Graduate college degrees typically follow a bachelor's degree and require additional years of study. A master's degree isn't different from a graduate degree, because it's actually a type of graduate degree. A master's provides advanced study after the bachelor's that is focused on a specialty or major, such as English literature. The other type of graduate degree is a doctorate, which takes more time to complete than the master's and is the most advanced college degree.

Master's Degree Programs

You can earn a master's degree immediately following the bachelor's degree.

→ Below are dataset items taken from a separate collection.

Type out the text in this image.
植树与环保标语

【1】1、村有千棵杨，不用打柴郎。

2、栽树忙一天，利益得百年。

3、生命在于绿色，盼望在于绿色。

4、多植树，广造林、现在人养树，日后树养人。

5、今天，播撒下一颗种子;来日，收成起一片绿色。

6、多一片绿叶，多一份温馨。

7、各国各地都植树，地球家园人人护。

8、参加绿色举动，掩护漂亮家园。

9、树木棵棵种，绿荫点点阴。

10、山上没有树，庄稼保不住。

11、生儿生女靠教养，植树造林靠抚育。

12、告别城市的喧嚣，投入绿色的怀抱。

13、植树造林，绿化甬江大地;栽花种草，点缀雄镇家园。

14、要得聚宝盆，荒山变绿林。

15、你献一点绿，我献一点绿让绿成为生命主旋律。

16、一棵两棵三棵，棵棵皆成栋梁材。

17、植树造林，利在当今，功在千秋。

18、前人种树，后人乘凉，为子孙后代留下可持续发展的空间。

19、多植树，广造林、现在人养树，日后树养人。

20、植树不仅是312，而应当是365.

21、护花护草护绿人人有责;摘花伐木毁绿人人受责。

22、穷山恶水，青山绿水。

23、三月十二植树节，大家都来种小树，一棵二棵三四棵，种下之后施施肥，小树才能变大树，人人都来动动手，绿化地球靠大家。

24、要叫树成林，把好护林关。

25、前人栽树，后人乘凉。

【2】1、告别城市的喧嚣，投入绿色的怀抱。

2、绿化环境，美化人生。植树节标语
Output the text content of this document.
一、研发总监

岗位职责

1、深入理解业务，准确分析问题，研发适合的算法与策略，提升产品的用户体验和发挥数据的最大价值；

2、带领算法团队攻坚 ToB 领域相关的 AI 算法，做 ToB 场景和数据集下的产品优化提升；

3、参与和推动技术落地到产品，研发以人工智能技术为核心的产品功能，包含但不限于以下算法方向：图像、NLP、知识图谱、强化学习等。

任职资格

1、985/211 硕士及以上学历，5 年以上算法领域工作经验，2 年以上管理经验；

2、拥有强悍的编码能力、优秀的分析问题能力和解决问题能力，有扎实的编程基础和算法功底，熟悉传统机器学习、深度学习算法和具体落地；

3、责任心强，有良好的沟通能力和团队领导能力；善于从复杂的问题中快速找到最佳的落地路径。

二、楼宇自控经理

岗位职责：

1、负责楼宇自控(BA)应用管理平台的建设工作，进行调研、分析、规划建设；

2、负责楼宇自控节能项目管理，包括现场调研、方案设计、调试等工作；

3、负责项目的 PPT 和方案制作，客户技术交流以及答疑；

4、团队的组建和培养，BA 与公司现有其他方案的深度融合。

Full-time master's programs typically take two years, but some programs are designed for completion in only one year. Examples of master's degrees are a **Master of Arts**, **Master of Science**, **Master of Fine Arts** and **Master of Business Administration**. A typical master's program includes 30 or more semester units of work, and some programs require preparation of a thesis.

Doctoral Degrees

A doctorate is the highest college degree and usually takes four years or more after the bachelor's. Depending on the university and major, you can enter a doctoral program after the master's degree or directly after the bachelor's. Professional doctoral degrees are those that prepare you for specific jobs. Some examples include the **Doctor of Medicine**, **Doctor of Education,** **Doctor of Physical Therapy** and **Doctor of Law**. The **Doctor of Philosophy**, or Ph.D., is an academic degree that emphasizes original research and requires the preparation of a thesis.